Hepsi birden yeryüzüne indiler. Adem ile eşi ve iblis ile soydaşları. Birbirleriyle mücadele etsinler, biri diğerine düşmanlık etsin diye indiler. İki yaratık ve iki karakter arasında savaş sürüp gitsin diye… Bu iki yaratıktan biri sırf kötülük için yaratılmış, diğeri hem iyiliğe hem de kötülüğe yönelebilecek çifte yetenekli kılınmıştır. Böylece sınav gerçekleşmiş ve Allah’ın takdiri yerini bulmuştur.
Hz. Adem’e ve nesline yeryüzünde yerleşmeleri orada barınmaları ve bu süreye kadar oradaki nimetlerden yararlanmaları takdir edilmişti.
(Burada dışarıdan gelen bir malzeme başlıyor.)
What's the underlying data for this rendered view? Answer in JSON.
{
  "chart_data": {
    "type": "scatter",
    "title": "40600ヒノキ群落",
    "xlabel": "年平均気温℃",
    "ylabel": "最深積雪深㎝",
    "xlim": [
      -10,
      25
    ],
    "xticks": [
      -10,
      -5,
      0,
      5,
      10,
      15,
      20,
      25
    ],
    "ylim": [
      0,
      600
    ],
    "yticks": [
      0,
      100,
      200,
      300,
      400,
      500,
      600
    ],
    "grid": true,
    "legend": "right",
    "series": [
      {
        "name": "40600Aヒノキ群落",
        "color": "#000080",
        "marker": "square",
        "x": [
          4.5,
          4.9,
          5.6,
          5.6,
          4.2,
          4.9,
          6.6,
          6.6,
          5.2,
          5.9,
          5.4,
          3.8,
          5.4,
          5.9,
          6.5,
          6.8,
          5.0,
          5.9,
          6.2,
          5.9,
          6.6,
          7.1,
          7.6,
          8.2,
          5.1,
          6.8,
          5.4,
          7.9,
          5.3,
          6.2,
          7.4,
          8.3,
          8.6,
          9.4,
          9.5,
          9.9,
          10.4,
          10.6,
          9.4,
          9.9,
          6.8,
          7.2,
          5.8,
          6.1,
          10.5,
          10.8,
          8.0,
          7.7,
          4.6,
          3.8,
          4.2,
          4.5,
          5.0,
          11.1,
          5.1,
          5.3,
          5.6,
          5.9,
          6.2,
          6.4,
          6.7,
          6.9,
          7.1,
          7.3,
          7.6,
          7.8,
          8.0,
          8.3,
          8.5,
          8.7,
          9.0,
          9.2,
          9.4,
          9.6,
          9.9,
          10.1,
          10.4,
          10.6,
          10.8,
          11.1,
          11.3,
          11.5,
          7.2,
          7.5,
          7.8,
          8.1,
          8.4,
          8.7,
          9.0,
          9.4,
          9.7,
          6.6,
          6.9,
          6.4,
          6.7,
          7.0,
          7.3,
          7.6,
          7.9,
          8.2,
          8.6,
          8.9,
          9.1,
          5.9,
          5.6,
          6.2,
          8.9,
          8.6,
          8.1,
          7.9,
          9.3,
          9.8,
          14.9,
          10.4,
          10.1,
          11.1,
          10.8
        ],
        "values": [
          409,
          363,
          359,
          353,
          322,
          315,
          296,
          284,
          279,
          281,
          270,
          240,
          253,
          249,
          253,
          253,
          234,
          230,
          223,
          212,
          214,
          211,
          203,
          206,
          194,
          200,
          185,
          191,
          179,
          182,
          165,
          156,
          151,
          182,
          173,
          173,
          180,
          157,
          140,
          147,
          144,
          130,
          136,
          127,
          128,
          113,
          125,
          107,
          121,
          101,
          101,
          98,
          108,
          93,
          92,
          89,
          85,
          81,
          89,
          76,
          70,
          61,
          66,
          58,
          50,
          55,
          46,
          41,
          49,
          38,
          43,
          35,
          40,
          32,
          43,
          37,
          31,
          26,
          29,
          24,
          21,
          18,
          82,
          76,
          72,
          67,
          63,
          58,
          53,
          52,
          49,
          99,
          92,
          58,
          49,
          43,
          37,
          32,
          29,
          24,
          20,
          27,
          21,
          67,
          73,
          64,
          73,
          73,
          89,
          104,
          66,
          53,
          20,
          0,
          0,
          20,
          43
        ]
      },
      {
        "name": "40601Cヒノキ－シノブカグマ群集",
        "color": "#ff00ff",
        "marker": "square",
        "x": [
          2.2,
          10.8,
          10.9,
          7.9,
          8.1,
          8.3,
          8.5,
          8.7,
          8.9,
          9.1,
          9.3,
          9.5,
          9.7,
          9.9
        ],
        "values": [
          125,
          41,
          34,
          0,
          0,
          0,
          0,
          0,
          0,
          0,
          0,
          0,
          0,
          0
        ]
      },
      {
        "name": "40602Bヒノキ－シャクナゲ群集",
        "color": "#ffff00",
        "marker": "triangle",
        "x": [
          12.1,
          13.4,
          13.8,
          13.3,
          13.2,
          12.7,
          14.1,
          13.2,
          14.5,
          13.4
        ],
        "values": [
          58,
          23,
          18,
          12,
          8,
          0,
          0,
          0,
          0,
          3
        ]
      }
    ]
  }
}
Orada yaşamaları, orada ölmeleri, sonra oradan çıkarılıp tekrar diriltilmeleri belirlenmişti… Bu süreçten sonra insanlar Rabblerine dönecekler, bu uzun yolculuklarının sonunda ya onun cennetine veya cehennemine varacaklardı.
Birinci yolculuk burada sona eriyor. Onu kimbilir kaç yolculuk izleyecek. İnsan bu yolculuk boyunca Rabbine sığındığı müddetçe galip gelecek, düşmanı ile dost olduğu sürece de sürekli mağlûb olacaktır.
İNSANIN YAPISI
Biz burada verilenleri birer hikâye olarak algılamamalıyız! Çünkü bunlar insanın gerçek özelliklerini ortaya koyan açıklamalardır. Bunlar insanın gerçek niteliğini, karakterini, yaradılışını, kendisini kuşatan dünyaları, hayatına hükmeden kaderi, yüce Allah’ın insan için razı olduğu yolu, kendisiyle karşılaşacağı sınavı ve kendisini bekleyen sonu ortaya koymaktadır. Bunların hepsi de “İslâm Düşüncesinin İlkelerini” belirlemede göz önünde bulundurulması gereken gerçeklerdir.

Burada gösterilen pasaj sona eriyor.